Pour que la crise économique mondiale actuelle soit vraiment terminée, quatre conditions doivent être réunies qui sont requises par l’étude de Natixis banque :
«a) De nouveaux secteurs doivent émerger et créer massivement de nouveaux emplois dans les pays de l’OCDE (secteurs de la «croissance verte», secteurs des TIC...)
b) Le commerce mondial doit arrêter de se contracter.
c) Les gouvernements doivent mettre en place des politiques de réduction des dépenses publiques et réduire les déficits en veillant à ne pas obérer la croissance économique.
d) Les Banques centrales doivent se discipliner et arrêter de faire croître sans limite la taille de leur bilan.»
Comme on peut le voir, la sortie de la crise de l’économie mondiale sera longue à se dessiner. Pour notre pays, il y a là un contexte contraignant qui devrait nous obliger à réfléchir sérieusement à un nouveau régime de croissance pour notre économie surtout que le pétrole agit toujours et, de plus en plus, comme un puissant soporifique.
Les pays de l’OCDE auront encore à affronter, sur le moyen terme, le problème d’une demande interne déprimée, des fardeaux de déficits publics et d’endettement des Trésors, une contraction des financements venant des pays émergents excédentaires.
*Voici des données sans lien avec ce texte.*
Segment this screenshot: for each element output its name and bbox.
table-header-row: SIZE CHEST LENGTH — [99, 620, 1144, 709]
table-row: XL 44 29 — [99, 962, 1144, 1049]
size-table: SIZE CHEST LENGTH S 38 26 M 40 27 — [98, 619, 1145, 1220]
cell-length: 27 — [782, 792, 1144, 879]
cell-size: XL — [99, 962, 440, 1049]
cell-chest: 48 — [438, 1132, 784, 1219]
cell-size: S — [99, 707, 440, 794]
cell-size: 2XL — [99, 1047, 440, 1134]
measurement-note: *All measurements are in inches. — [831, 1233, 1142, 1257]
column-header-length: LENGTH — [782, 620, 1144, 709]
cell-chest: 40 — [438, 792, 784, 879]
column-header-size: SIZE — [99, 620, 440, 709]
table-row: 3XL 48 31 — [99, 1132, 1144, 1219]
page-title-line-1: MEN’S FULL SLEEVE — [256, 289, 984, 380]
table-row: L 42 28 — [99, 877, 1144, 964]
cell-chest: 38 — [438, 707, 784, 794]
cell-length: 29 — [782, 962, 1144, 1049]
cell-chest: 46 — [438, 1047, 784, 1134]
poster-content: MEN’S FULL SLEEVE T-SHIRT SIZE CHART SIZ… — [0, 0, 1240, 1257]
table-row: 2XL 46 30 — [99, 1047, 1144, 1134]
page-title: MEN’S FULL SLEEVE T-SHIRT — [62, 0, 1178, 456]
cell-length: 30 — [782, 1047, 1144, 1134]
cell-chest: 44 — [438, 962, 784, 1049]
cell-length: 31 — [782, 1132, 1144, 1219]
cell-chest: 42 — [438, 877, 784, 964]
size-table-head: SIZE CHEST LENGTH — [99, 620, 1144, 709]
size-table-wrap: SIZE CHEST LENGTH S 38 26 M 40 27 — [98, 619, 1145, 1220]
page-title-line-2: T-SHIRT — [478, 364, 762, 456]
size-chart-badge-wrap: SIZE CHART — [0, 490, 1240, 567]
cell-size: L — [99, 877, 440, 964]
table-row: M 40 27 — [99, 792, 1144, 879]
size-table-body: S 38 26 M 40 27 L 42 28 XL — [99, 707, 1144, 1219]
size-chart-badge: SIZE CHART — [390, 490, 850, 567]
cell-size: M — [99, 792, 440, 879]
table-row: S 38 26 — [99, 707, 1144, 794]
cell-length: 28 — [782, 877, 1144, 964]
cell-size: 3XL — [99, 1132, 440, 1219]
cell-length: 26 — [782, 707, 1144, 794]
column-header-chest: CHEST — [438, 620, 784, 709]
Les entreprises du Nord chercheront à aller investir directement sur leurs marchés d’exportation pour garder leurs parts de marché et comprimer leurs coûts de production.
De même chercheront-elles à développer l’offshore et délocaliser un certain nombre de services (à l’entreprise) sur des sites du Sud moins «coûteux». Ce sont ces fenêtres d’opportunité que notre pays devrait analyser de plus près et s’y engouffrer dans le cadre de ce nouveau régime de croissance auquel nous appelons.